Despite finally securing water rights to the Lapu-Lapu and Montible Rivers from the national government, the Puerto Princesa City Water District is set to face questioning from both the provincial and city government before they can push ahead with their expansion project.
Representatives of the city government and the Palawan Council for Sustainable Development (PCSD) indicated during Monday’s press briefing at the City Water District they want to seek assurance from the local water agency that their project will be “sustainable” and will meet the increasing demand for water supply from consumers.
The City government had previously openly opposed the water district’s expansion project and had applied for the same water rights from the Bureau of Corrections which has jurisdiction over the Iwahig penal property and the two rivers.
PCSD spokesperson Jovic Fabello said that Governor Jose Alvarez, who sits as chair of the Council, wants to call a meeting between Water District officials and the City government before they issue a Strategic Environmental Plan (SEP) clearance.
“Ang instruction ng chairman ng PCSD is to call a meeting between PCSD, himself, and the Water District and the city government of Puerto Princesa. The only word that I heard during the meeting is that he is concerned about the sustainability of the project. But the SEP clearance is already considered approved,” Fabello said.
On the city government’s part, information officer Richard Ligad said they are not competing with the Water District for the water rights and only wanted to ensure that the city’s water supply will be adequate and that other potential water sources are also tapped.
“Wala kaming balak makipag-kompitensya. Yung atin lang, kung sino ‘yong unang makakuha, halimbawa makuha kami, so ipapa-ano namin sa Water District. Ngayon, since malinaw na ‘yong sa Water District, ang inaano na lang ngayon ni Mayor (Bayron) is tingnan din natin ‘yong ibang source sana,” Ligad said.
“I-study natin ‘yong area, kasi ayaw natin na bandang huli na magsisihan tayo. Ilagay natin black-and-white, nang sa ganon pag pinasa natin, wala tayong maging problema pare-pareho,” he added.
The city, assisted by the provincial government, had previously announced plans to develop the same water source and become a bulk water supplier or operate its own water distribution network.
PPCWD general manager Tony Romasanta said they are not yet aware what conditions the city and province want to get from them as part of the project.
He added however he is confident about the financial and project viability of their plans, adding it had passed scrutiny of both the Development Bank of the Philippines (DBP) and the Bank of the Philippine Islands (BPI) which will be funding the project for P720 million.
He said the project is a major component of their expansion program designed to ensure enough water supply for the city.
“Ito kasi medium-term project lang ito.

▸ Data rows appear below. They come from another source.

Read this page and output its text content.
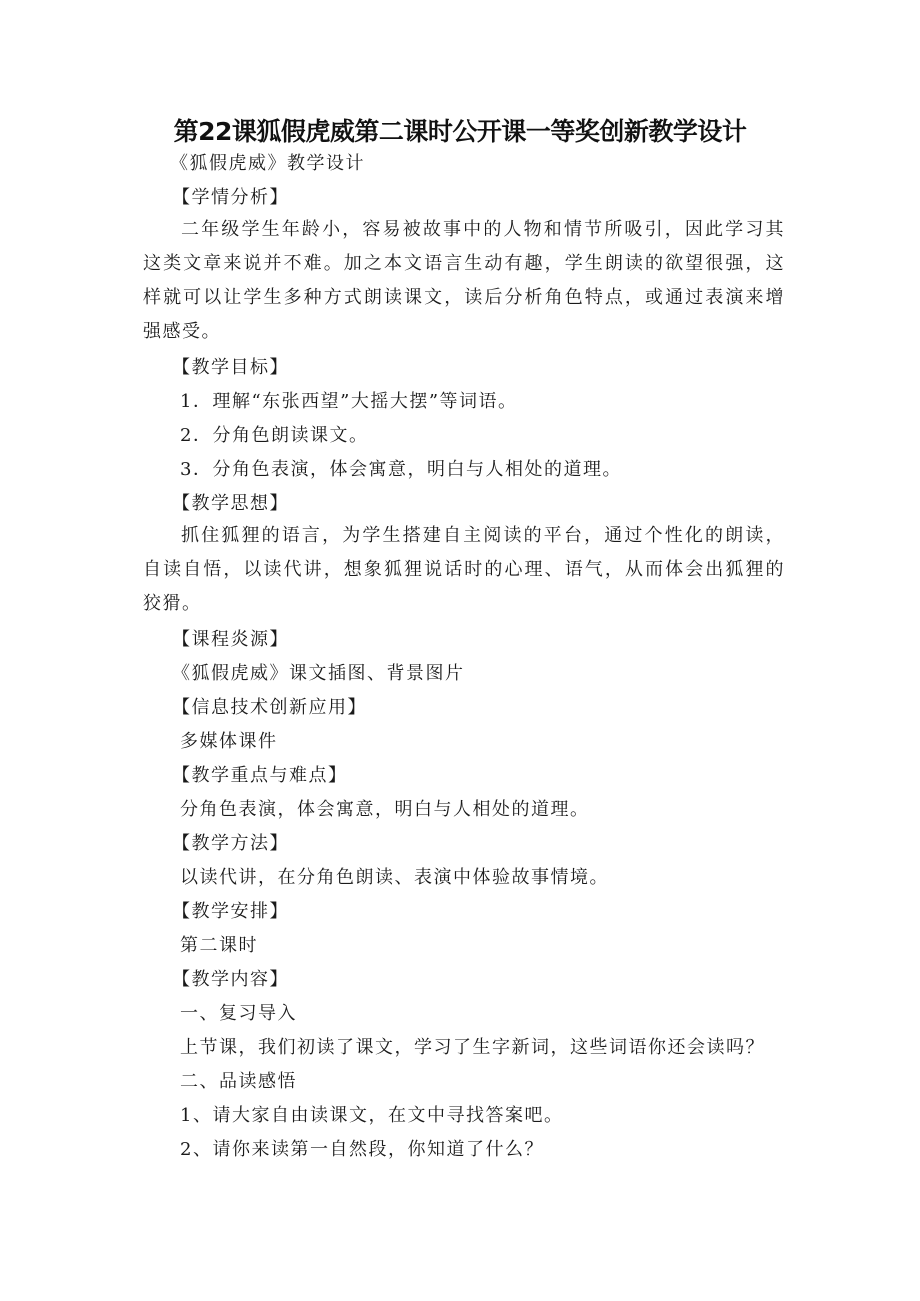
第22课狐假虎威第二课时公开课一等奖创新教学设计
《狐假虎威》教学设计
【学情分析】
二年级学生年龄小，容易被故事中的人物和情节所吸引，因此学习其这类文章来说并不难。加之本文语言生动有趣，学生朗读的欲望很强，这样就可以让学生多种方式朗读课文，读后分析角色特点，或通过表演来增强感受。
【教学目标】
1．理解“东张西望”大摇大摆”等词语。
2．分角色朗读课文。
3．分角色表演，体会寓意，明白与人相处的道理。
【教学思想】
抓住狐狸的语言，为学生搭建自主阅读的平台，通过个性化的朗读，自读自悟，以读代讲，想象狐狸说话时的心理、语气，从而体会出狐狸的狡猾。
【课程炎源】
《狐假虎威》课文插图、背景图片
【信息技术创新应用】
多媒体课件
【教学重点与难点】
分角色表演，体会寓意，明白与人相处的道理。
【教学方法】
以读代讲，在分角色朗读、表演中体验故事情境。
【教学安排】
第二课时
【教学内容】
一、复习导入
上节课，我们初读了课文，学习了生字新词，这些词语你还会读吗？
二、品读感悟
1、请大家自由读课文，在文中寻找答案吧。
2、请你来读第一自然段，你知道了什么？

Kasi need talaga ng tao sa ngayon. Kapag na-implement na ang program na ‘yan, it will not stop diyan. Continuous siya, so ang last component na gagawin namin will be the dam,” Romasanta said.
In its presentation, the PPCWD projected the city’s water demand to rise from 33,000 cubic meters in 2010 to over 53,000 cubic meters by 2025.
“The solution is to develop additional sources that can supply 30, 000 cubic meters of water per day even during dry season up to 2025 and beyond.”